FTM Fitness World
- Type: Private
- Industry: Fitness; wellness
- Founded: 2012
- Founder: Neo Sandja
- Headquarters: Atlanta, Georgia, United States
- Key people: Neo Sandja (Founder and President)
- Products: Fitness events; conferences
- Services: Fitness training; wellness programs; event organization
- Website: ftmfitnessworld.com

= FTM Fitness World =

American fitness company

FTM Fitness World is a company created in 2012 in Atlanta, Georgia, US, by Neo Sandja, a transgender man. In 2014, it launched its first annual conference dedicated to the transgender community.

The conference aimed to improve their lives of the transgender community in five main areas: wellness (including health, fitness, and nutrition), spirituality, relationships, finances and personal development. The conference was three days long and included the first historical bodybuilding competition for transgender people, won by Shawn Stinson.

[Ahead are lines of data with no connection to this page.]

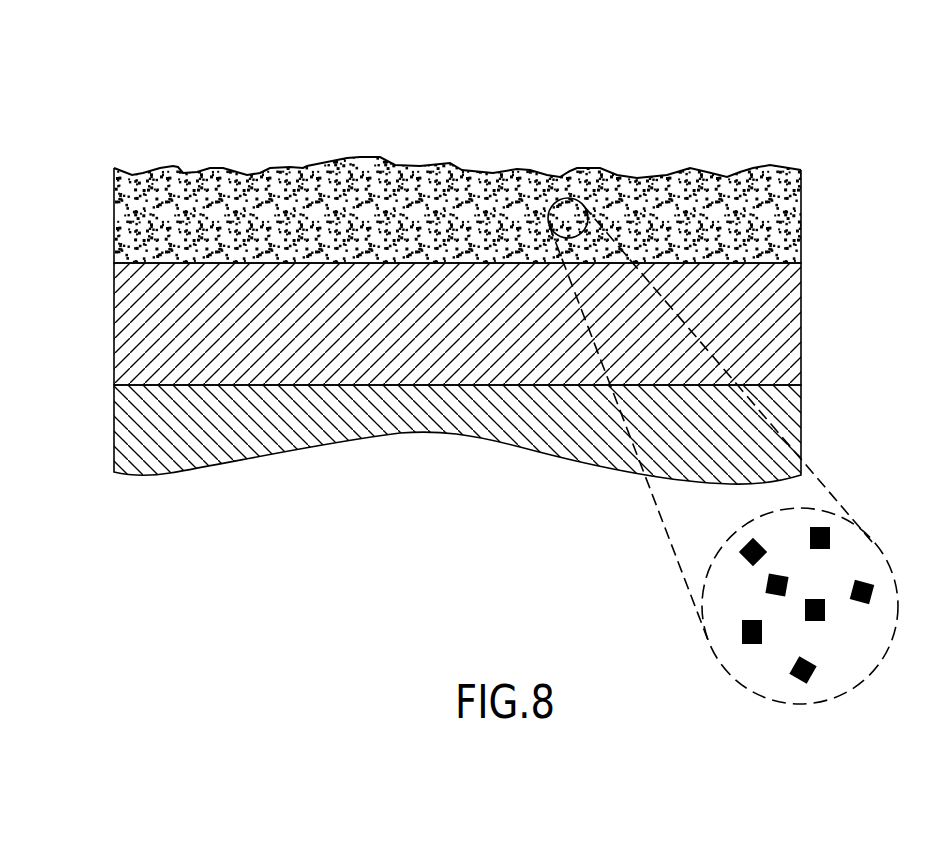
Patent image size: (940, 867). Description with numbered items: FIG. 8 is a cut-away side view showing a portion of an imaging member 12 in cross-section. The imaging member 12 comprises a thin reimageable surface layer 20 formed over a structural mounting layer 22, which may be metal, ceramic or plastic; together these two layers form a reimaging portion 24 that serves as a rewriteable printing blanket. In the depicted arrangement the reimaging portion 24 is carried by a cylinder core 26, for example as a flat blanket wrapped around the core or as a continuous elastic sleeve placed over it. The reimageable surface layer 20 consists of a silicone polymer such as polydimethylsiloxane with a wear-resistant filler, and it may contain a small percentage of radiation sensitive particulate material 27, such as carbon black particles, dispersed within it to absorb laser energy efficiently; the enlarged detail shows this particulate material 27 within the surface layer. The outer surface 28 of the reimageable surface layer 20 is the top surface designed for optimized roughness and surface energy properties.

The imaging member 12 is at (132, 87).
The reimageable surface layer 20 is at (787, 202).
The structural mounting layer 22 is at (785, 315).
The reimaging portion 24 is at (91, 170).
The cylinder core 26 is at (783, 425).
The radiation sensitive particulate material 27 is at (868, 590).
The outer surface 28 is at (583, 168).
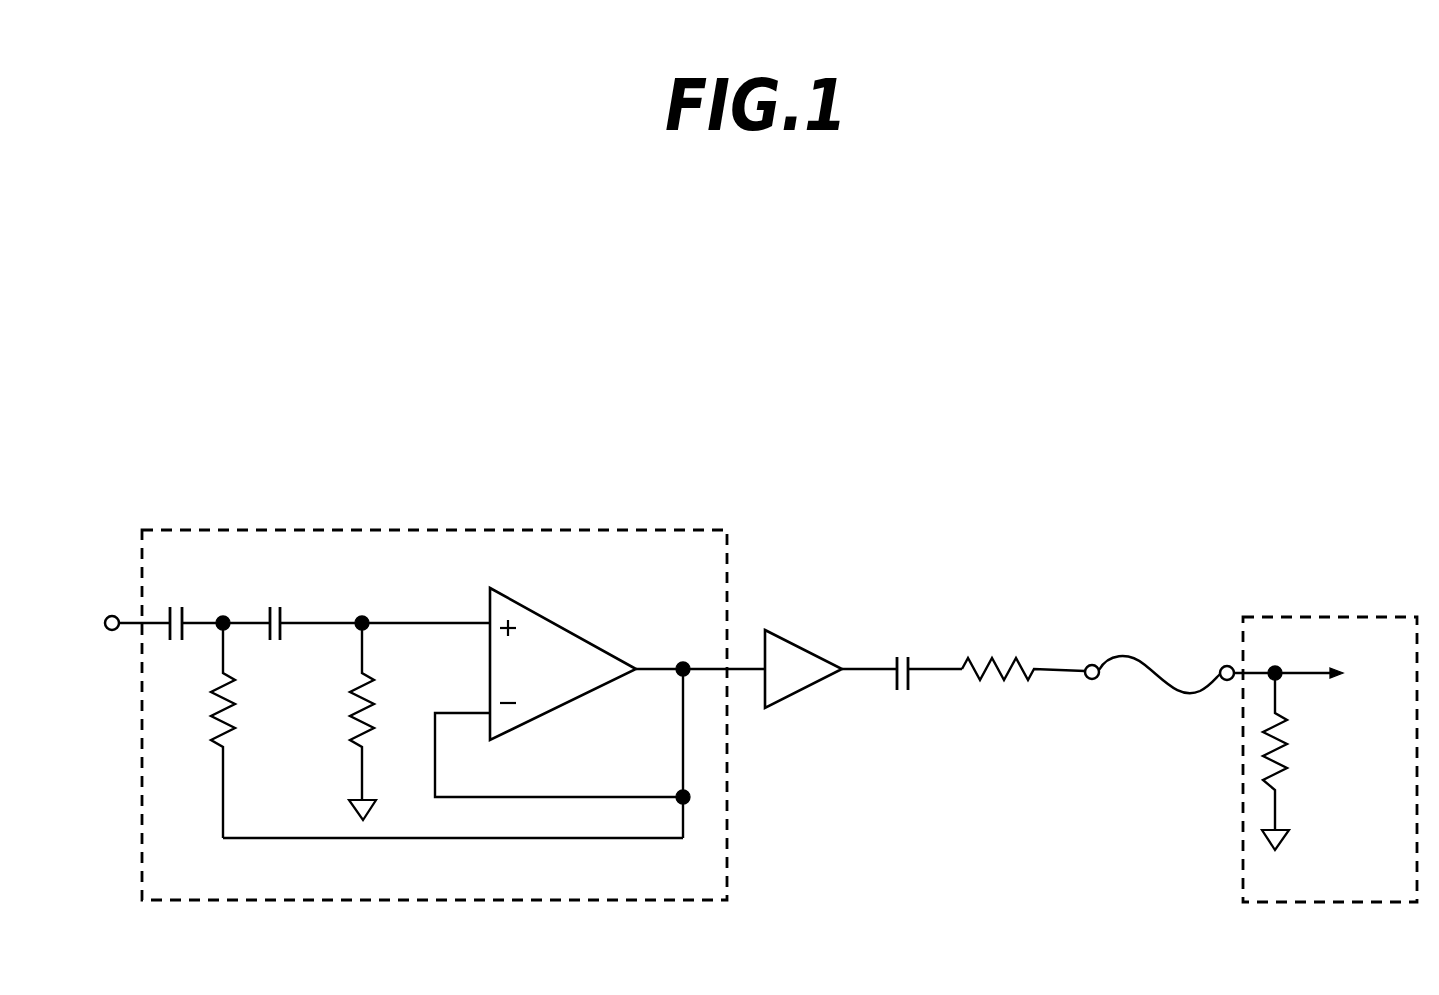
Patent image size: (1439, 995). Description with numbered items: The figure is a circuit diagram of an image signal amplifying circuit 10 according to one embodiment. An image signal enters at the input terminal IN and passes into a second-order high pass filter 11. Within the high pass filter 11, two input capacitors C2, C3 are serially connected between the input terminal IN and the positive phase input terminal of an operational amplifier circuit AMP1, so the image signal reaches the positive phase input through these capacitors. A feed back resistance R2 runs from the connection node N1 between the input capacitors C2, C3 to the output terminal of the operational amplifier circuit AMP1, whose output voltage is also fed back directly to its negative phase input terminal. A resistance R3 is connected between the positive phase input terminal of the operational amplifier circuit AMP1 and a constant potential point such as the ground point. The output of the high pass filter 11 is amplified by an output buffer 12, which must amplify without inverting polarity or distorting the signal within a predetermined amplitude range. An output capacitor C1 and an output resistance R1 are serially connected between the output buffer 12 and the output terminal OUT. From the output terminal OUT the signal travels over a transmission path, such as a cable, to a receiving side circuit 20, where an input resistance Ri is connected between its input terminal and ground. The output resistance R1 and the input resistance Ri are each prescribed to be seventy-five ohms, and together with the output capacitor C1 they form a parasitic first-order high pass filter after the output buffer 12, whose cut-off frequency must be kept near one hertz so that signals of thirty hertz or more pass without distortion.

The image signal amplifying circuit 10 is at (842, 448).
The second-order high pass filter 11 is at (419, 530).
The output buffer 12 is at (800, 647).
The receiving side circuit 20 is at (1313, 616).
The input terminal IN is at (112, 616).
The output terminal OUT is at (1092, 665).
The connection node N1 is at (227, 618).
The output capacitor C1 is at (924, 698).
The input capacitor C2 is at (191, 602).
The input capacitor C3 is at (374, 646).
The output resistance R1 is at (1023, 699).
The feed back resistance R2 is at (447, 730).
The resistance R3 is at (386, 721).
The operational amplifier circuit AMP1 is at (565, 628).
The input resistance Ri is at (1299, 758).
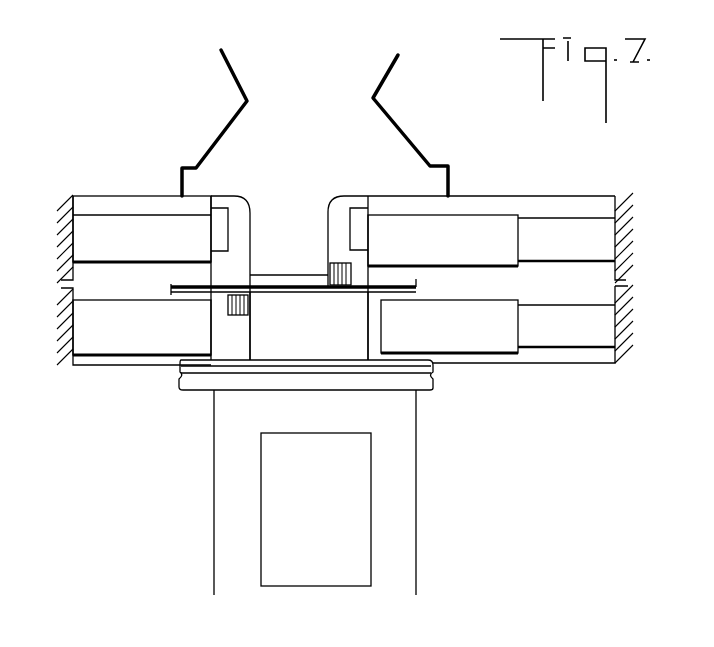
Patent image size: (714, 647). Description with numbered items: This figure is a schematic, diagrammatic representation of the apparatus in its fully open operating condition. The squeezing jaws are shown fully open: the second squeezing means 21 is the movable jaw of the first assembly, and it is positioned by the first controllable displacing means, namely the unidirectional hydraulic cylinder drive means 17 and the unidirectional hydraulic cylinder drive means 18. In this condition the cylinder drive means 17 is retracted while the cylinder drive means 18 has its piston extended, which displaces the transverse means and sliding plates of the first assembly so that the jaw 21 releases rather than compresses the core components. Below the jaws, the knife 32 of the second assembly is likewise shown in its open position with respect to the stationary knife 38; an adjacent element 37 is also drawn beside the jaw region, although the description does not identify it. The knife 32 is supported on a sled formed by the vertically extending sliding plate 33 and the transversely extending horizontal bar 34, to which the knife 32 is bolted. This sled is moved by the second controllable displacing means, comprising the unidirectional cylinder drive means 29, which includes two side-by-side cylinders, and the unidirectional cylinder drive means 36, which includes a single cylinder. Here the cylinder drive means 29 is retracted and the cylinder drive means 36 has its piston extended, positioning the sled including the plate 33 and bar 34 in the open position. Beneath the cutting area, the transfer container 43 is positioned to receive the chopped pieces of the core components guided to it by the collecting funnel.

The second annual competition in 2015, known as TransFitCon, was the first to be covered by mainstream media. In the third annual competition, the organization added a powerlifting competition with transgender powerlifter Janae Marie Kroc as the head judge, rebranding the competition as the International Association of Trans Bodybuilders. Since then, competitions have been held every year, with divisions for lightweight, middleweight, heavyweight, and masters competitors. Originally just for transgender men, open-gender divisions were added in 2018, and transgender women's divisions was added in 2019. The transgender male and female categories determine eligibility based on hormone replacement therapy status, while the open category is open to all competitors.

== Reception ==
Some participating athletes, being able to participate as their experienced gender, in clothing that aligned with their gender, stated that the event was gender affirming. Others noted the empowering nature of bodybuilding as a sport, and the welcoming community.